As soon as they had camped in Awtas, people crowded round Malik. The old sane Duraid bin As-Simmah, who was well-known as a war-experienced man, and who was among those who gathered round Malik, asked: “What valley are we in?” “In Awtas,” they said. “What a good course it is for horses! It is neither a sharp pointed height nor a loosed soiled plain. What? Why do I hear camels’ growling, the donkeys’ braying, the children’s cries and the sheep bleating?” asked Duraid. They said: “Malik bin ‘Awf had made people bring their women, properties and children with them.” So he called Malik and asked him what made him do such a thing. Malik said that his aim was to have everybody’s family and properties around them so that they fight fiercely to protect them.” “I swear by Allâh that you are nothing but a shepherd,” answered Duraid, “Do you believe that there is anything whatsoever, can stand in the way of a defeated one or stop him from fleeing?

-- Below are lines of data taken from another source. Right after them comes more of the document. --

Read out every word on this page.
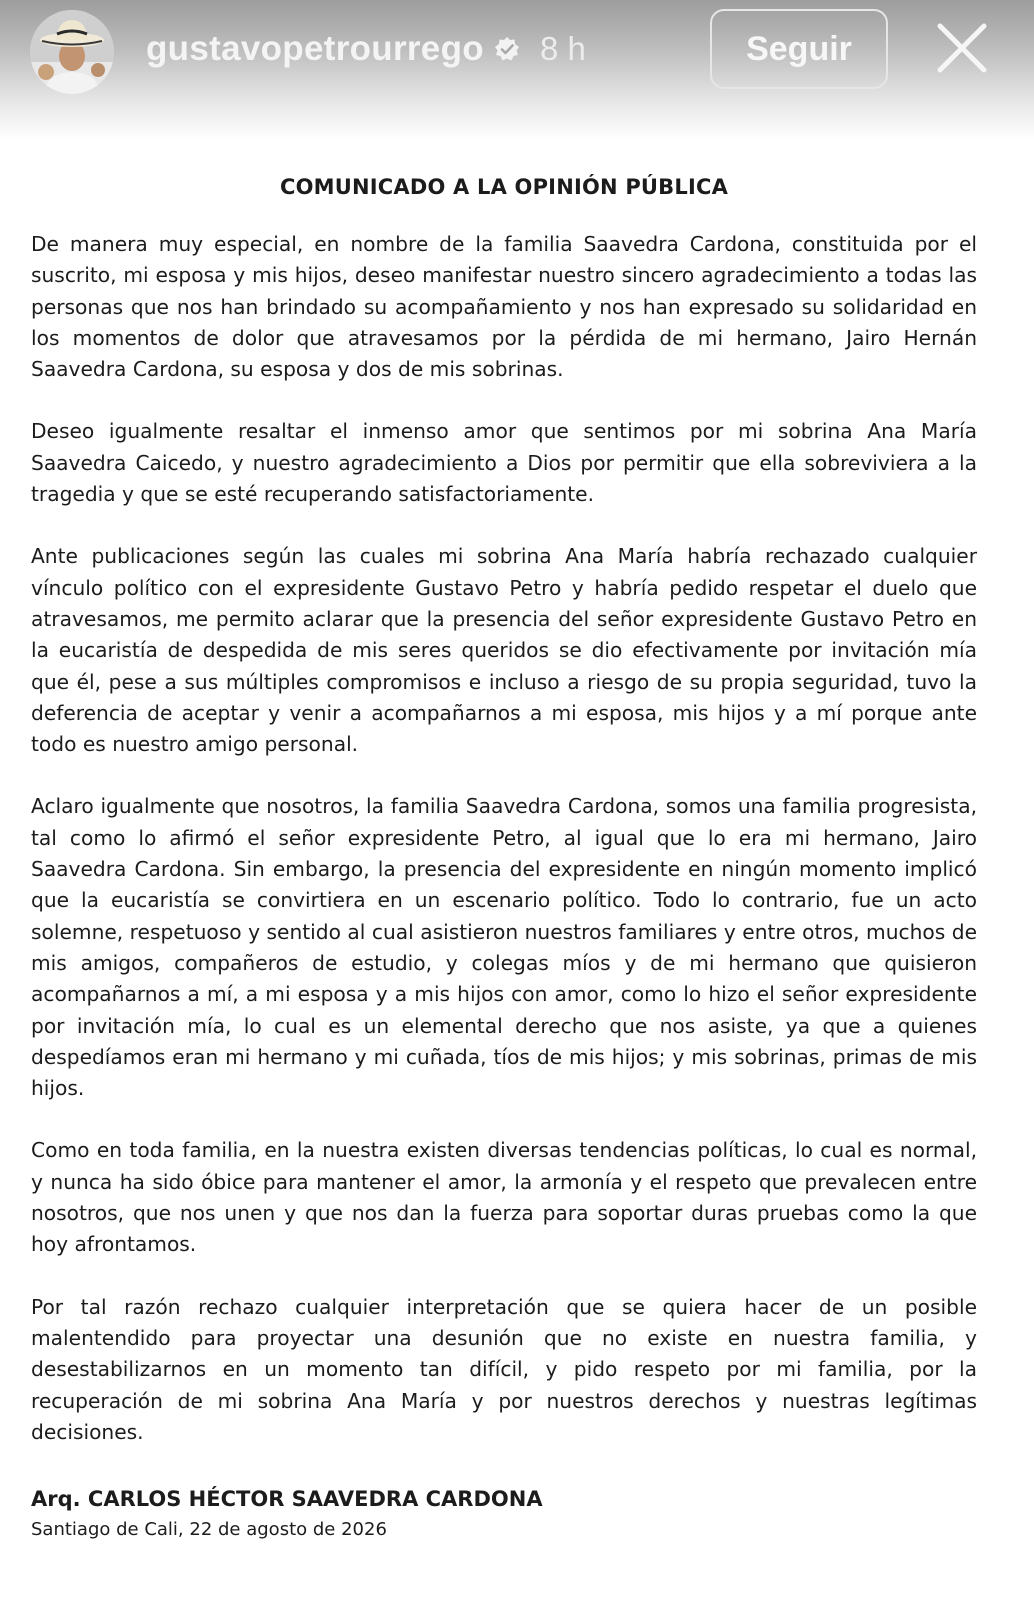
gustavopetrourrego 8 h	Seguir
COMUNICADO A LA OPINIÓN PÚBLICA

De manera muy especial, en nombre de la familia Saavedra Cardona, constituida por el suscrito, mi esposa y mis hijos, deseo manifestar nuestro sincero agradecimiento a todas las personas que nos han brindado su acompañamiento y nos han expresado su solidaridad en los momentos de dolor que atravesamos por la pérdida de mi hermano, Jairo Hernán Saavedra Cardona, su esposa y dos de mis sobrinas.

Deseo igualmente resaltar el inmenso amor que sentimos por mi sobrina Ana María Saavedra Caicedo, y nuestro agradecimiento a Dios por permitir que ella sobreviviera a la tragedia y que se esté recuperando satisfactoriamente.

Ante publicaciones según las cuales mi sobrina Ana María habría rechazado cualquier vínculo político con el expresidente Gustavo Petro y habría pedido respetar el duelo que atravesamos, me permito aclarar que la presencia del señor expresidente Gustavo Petro en la eucaristía de despedida de mis seres queridos se dio efectivamente por invitación mía que él, pese a sus múltiples compromisos e incluso a riesgo de su propia seguridad, tuvo la deferencia de aceptar y venir a acompañarnos a mi esposa, mis hijos y a mí porque ante todo es nuestro amigo personal.

Aclaro igualmente que nosotros, la familia Saavedra Cardona, somos una familia progresista, tal como lo afirmó el señor expresidente Petro, al igual que lo era mi hermano, Jairo Saavedra Cardona. Sin embargo, la presencia del expresidente en ningún momento implicó que la eucaristía se convirtiera en un escenario político. Todo lo contrario, fue un acto solemne, respetuoso y sentido al cual asistieron nuestros familiares y entre otros, muchos de mis amigos, compañeros de estudio, y colegas míos y de mi hermano que quisieron acompañarnos a mí, a mi esposa y a mis hijos con amor, como lo hizo el señor expresidente por invitación mía, lo cual es un elemental derecho que nos asiste, ya que a quienes despedíamos eran mi hermano y mi cuñada, tíos de mis hijos; y mis sobrinas, primas de mis hijos.

Como en toda familia, en la nuestra existen diversas tendencias políticas, lo cual es normal, y nunca ha sido óbice para mantener el amor, la armonía y el respeto que prevalecen entre nosotros, que nos unen y que nos dan la fuerza para soportar duras pruebas como la que hoy afrontamos.

Por tal razón rechazo cualquier interpretación que se quiera hacer de un posible malentendido para proyectar una desunión que no existe en nuestra familia, y desestabilizarnos en un momento tan difícil, y pido respeto por mi familia, por la recuperación de mi sobrina Ana María y por nuestros derechos y nuestras legítimas decisiones.

Arq. CARLOS HÉCTOR SAAVEDRA CARDONA
Santiago de Cali, 22 de agosto de 2026
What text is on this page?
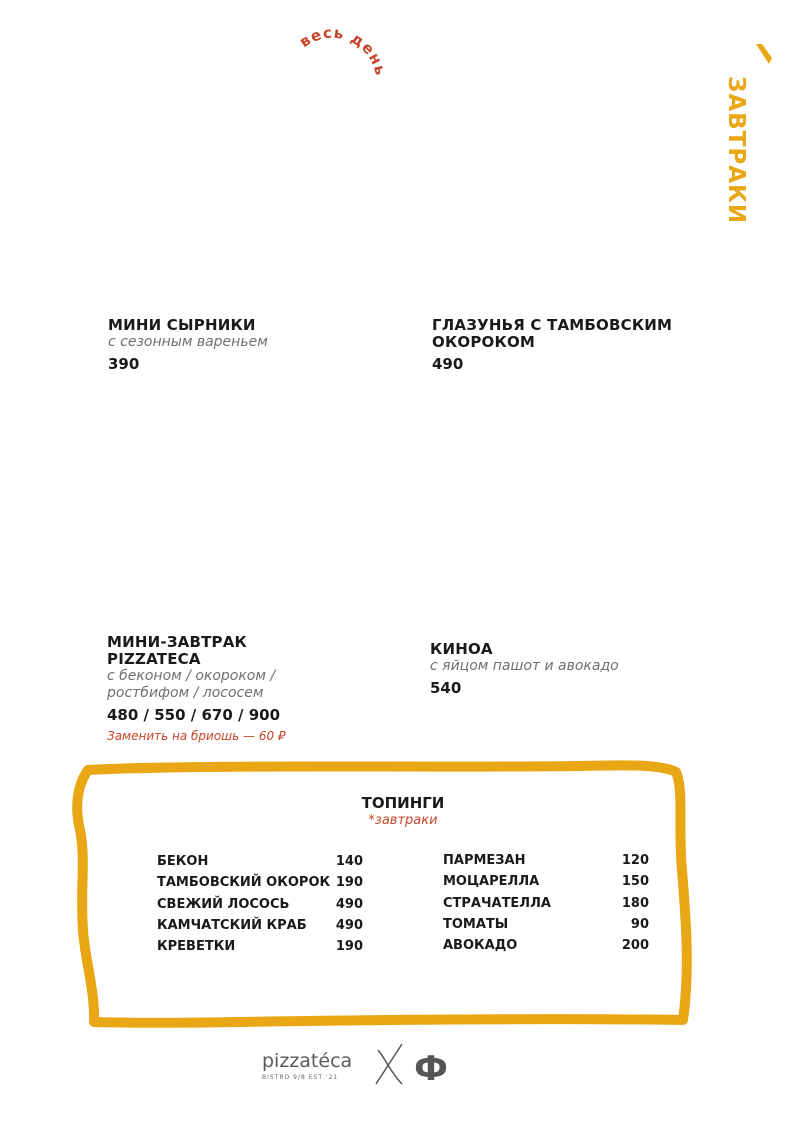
весь день
ЗАВТРАКИ
МИНИ СЫРНИКИ
с сезонным вареньем
390
ГЛАЗУНЬЯ С ТАМБОВСКИМ ОКОРОКОМ
490
МИНИ-ЗАВТРАК PIZZATECA
с беконом / окороком / ростбифом / лососем
480 / 550 / 670 / 900
Заменить на бриошь — 60 ₽
КИНОА
с яйцом пашот и авокадо
540
ТОПИНГИ
*завтраки
БЕКОН	140
ТАМБОВСКИЙ ОКОРОК 190
СВЕЖИЙ ЛОСОСЬ	490
КАМЧАТСКИЙ КРАБ 490
КРЕВЕТКИ	190
ПАРМЕЗАН	120
МОЦАРЕЛЛА	150
СТРАЧАТЕЛЛА	180
ТОМАТЫ	90
АВОКАДО	200
pizzatéca
BISTRO 9/8 EST '21	Ф
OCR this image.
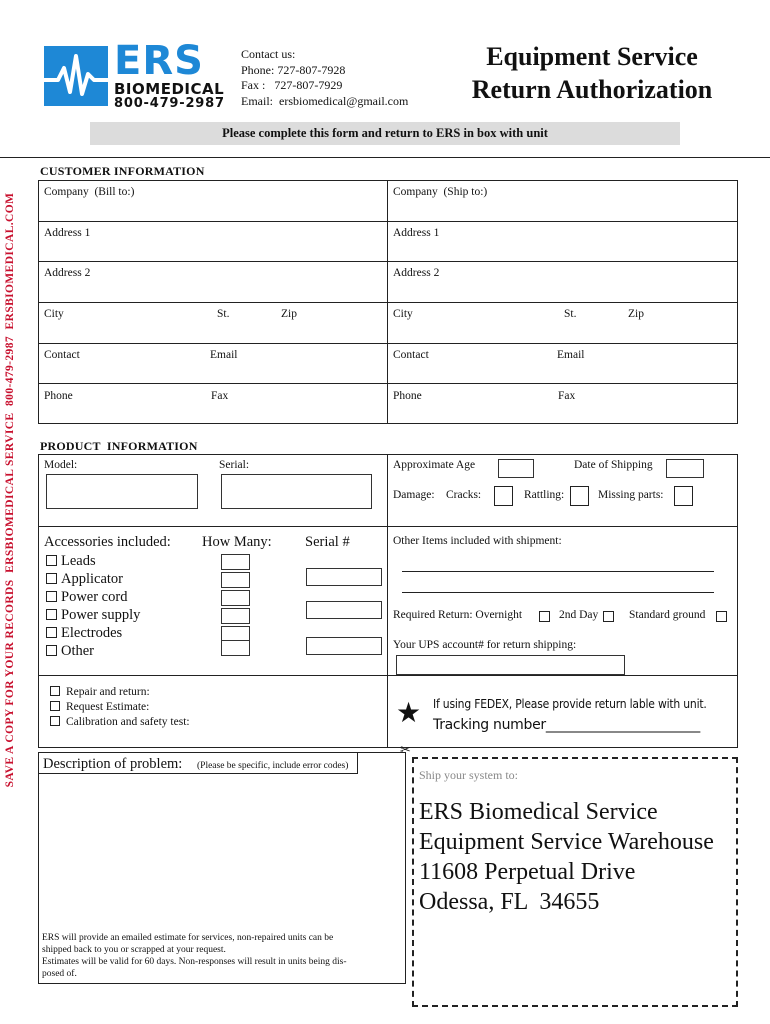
ERS
BIOMEDICAL
800-479-2987
Contact us:
Phone: 727-807-7928
Fax :   727-807-7929
Email:  ersbiomedical@gmail.com
Equipment Service
Return Authorization
Please complete this form and return to ERS in box with unit
SAVE A COPY FOR YOUR RECORDS  ERSBIOMEDICAL SERVICE  800-479-2987  ERSBIOMEDICAL.COM
CUSTOMER INFORMATION
Company  (Bill to:)	Company  (Ship to:)
Address 1	Address 1
Address 2	Address 2
City	St.	Zip	City	St.	Zip
Contact	Email	Contact	Email
Phone	Fax	Phone	Fax
PRODUCT  INFORMATION
Model:	Serial:	Approximate Age	Date of Shipping
Damage: Cracks:	Rattling:	Missing parts:
Accessories included: How Many: Serial #
Leads
Applicator
Power cord
Power supply
Electrodes
Other
Other Items included with shipment:
Required Return: Overnight	2nd Day	Standard ground
Your UPS account# for return shipping:
Repair and return:
Request Estimate:
Calibration and safety test:	★ If using FEDEX, Please provide return lable with unit.
Tracking number_______________________
Description of problem: (Please be specific, include error codes)
ERS will provide an emailed estimate for services, non-repaired units can be
shipped back to you or scrapped at your request.
Estimates will be valid for 60 days. Non-responses will result in units being dis-
posed of.
✂
Ship your system to:
ERS Biomedical Service
Equipment Service Warehouse
11608 Perpetual Drive
Odessa, FL  34655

If you win the battle you avail nothing but a man with a sword and a spear; but if you lose you will bring disgrace on your people and properties,” then he resumed his talk and went on wondering about some septs and their leaders. “O Malik, thrusting the distinguished people of Hawazin into the battlefield will avail you nothing. Raise them up to where they can be safe. Then make the young people mount their horses and fight. If you win, those whom you tarried will follow you, but if you were the loser it would be a loss of a battle, but your kinsmen, people and properties would not be lost.”
But Malik, the general leader, refused this suggestion. “By Allâh,” he said, “I will not do such a thing. You must have grown a senile. Hawazin have to obey me, or else I will lean my body against this sword so that it penetrates through my back.” He rejected any sort of contribution of Duraid’s in that concern.
“We obey you,” said his people, Duraid consequently said: “Today is a day that I have not missed but surely I will not be tempted to witness.”